Впрочем, меня не слишком интересовала его персона. Первый месяц на новой работе заканчивался, и я лихорадочно думала над тем, куда мне податься. Однако газеты не пестрели перспективными вакансиями для учительницы географии.
После рабочего дня я частенько заходила в кафе «Вирджин», располагавшееся напротив здания фирмы, и позволяла себе такую роскошь, как стаканчик кофе со сливками. Бармен Эдди, пожилой мужчина с доброй улыбкой, так привык к моим вечерним визитам, что, завидев мою темную фигурку, маячившую у входа, сразу же наливал мне кофе.
Мы быстро нашли с Эдди общий язык. Он оказался приятным человеком с хорошим чувством юмора и спустя некоторое время начал наливать мне, как постоянному клиенту, вторую чашечку кофе «за счет заведения».
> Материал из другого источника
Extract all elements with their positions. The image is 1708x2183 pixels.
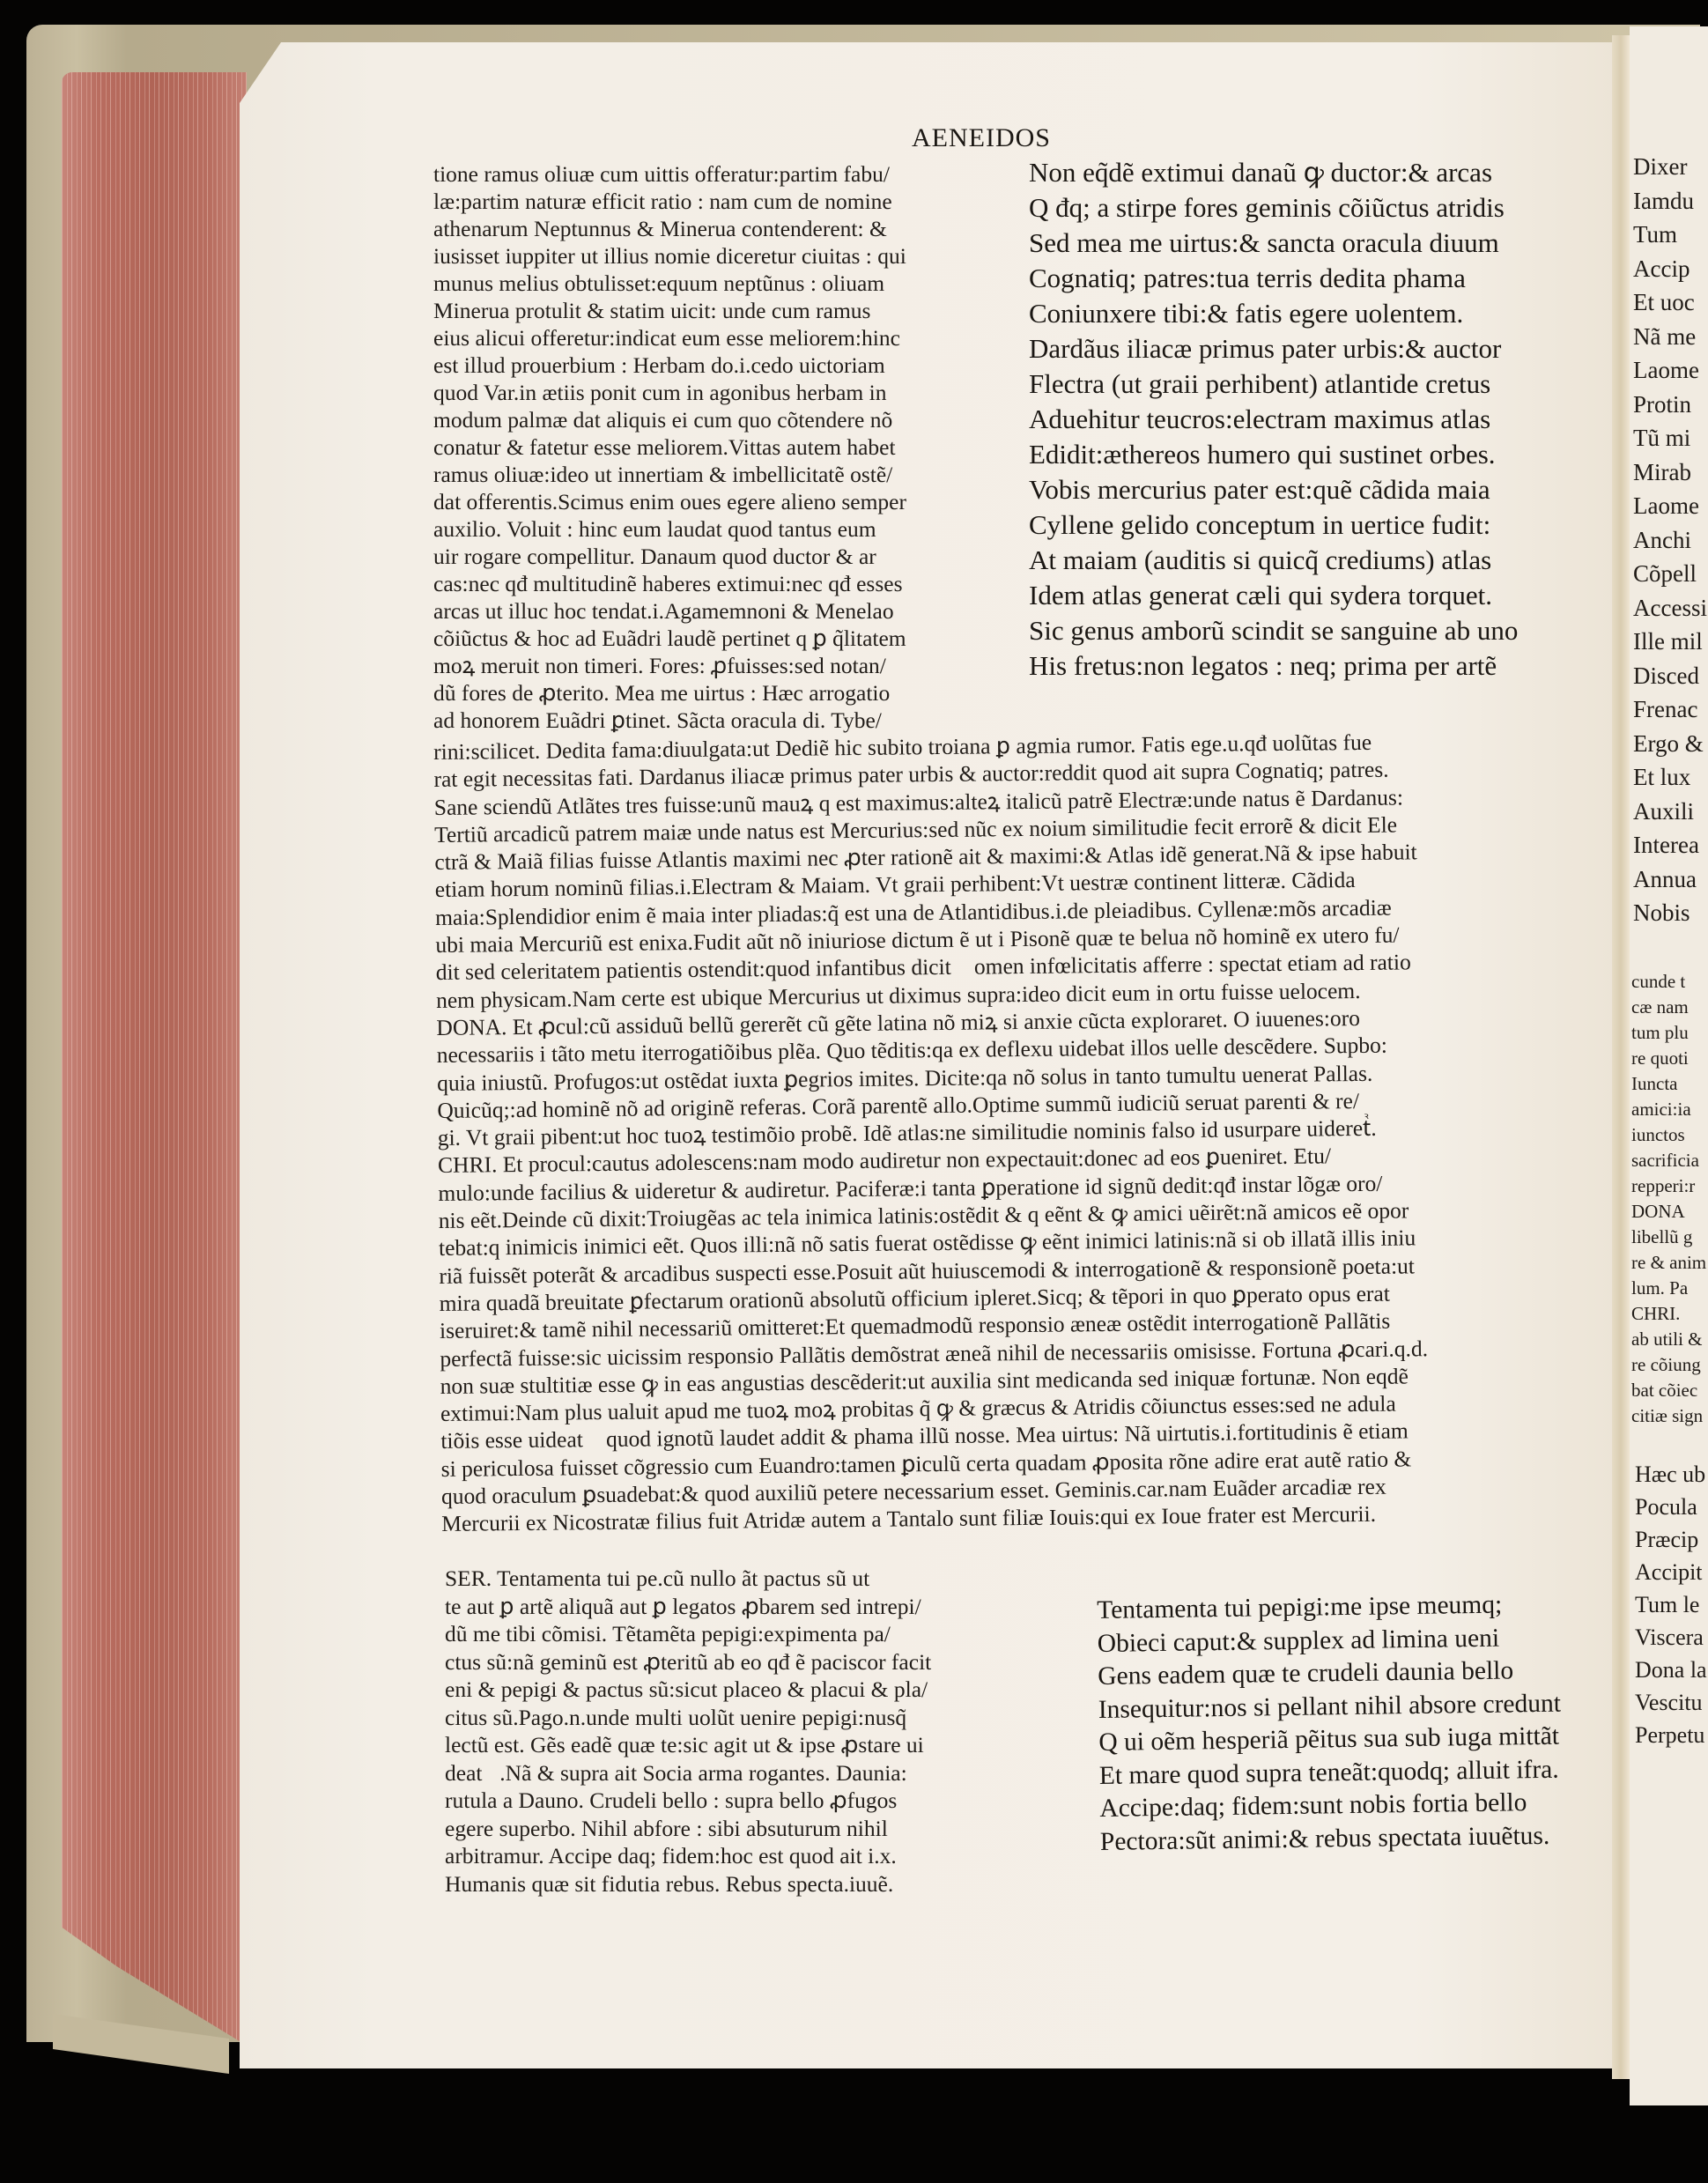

До зарплаты оставался один день, но этот факт, как ни странно, не поднимал мне настроения. У меня начиналось что-то вроде зимней депрессии. Все было не так, жизнь не налаживалась, работа начала раздражать. И выхода из этого порочного круга я не видела. В таком отвратительном настроении я зашла в «Вирджин». Точнее, меня задуло в кафе холодным ветром. Снег так и не выпал, на сером асфальте по-прежнему красовались заледеневшие лужи. Я открыла дверь, и на меня приятно пахнуло теплом и вкусными ароматами заведения, от которых захныкал желудок.
Я прошла мимо столиков, стараясь не смотреть на сытые, довольные лица, и уселась за стойку бара.
– Что-то у тебя сегодня личико не светится радостью, – констатировал Эдди, с сочувствием глядя на мою продрогшую фигурку. – Неприятности на работе?
– А, – махнула я рукой, – пустяки. Просто все надоело. Я устала, Эдди. От работы, от своей бестолковой жизни. От всего.
– Да, девочка… – Эдди покачал головой. – Сегодня тебе нужно что-то покрепче, чем чашка кофе.
– Я бы и рада выпить чего-нибудь покрепче, – улыбнулась я Эдди, – но завтра на работу. Боюсь, что появление похмельного курьера в «Вест компани» вряд ли оценят.
– Значит, две чашечки, как обычно?
– Угу, – мрачно подтвердила я.
Эдди отошел от стойки и вернулся с чашкой дымящегося кофе. После нескольких глотков обжигающего напитка я почувствовала себя немного лучше. По крайней мере, я согрелась и начала забывать о том, что скоро придется возвращаться домой, сгибаясь в три погибели под порывами ледяного ветра.
– Полегчало? – поинтересовался Эдди.
Он обладал способностью читать мысли и чувства людей по выражению их лиц. И не удивительно – десять лет стоять за стойкой бара.
Эдди частенько рассказывал мне о посетителях кафе, о номерах, которые те откалывали, о причудливом узоре их судеб. Люди, подсаживающиеся к стойке бара, нередко изливают бармену свои переживания: он всегда рядом, всегда на виду. Не друг и не приятель – просто человек. В общем, идеальный собеседник.
Я тоже не была исключением. За месяц общения с Эдди умудрилась пересказать ему всю свою биографию. Меня удивляло то внимание, с каким Эдди всегда выслушивал подобную ерунду. Вместо того чтобы пропускать чужие излияния мимо ушей и вежливо поддакивать, он задавал наводящие вопросы и нередко давал хорошие советы.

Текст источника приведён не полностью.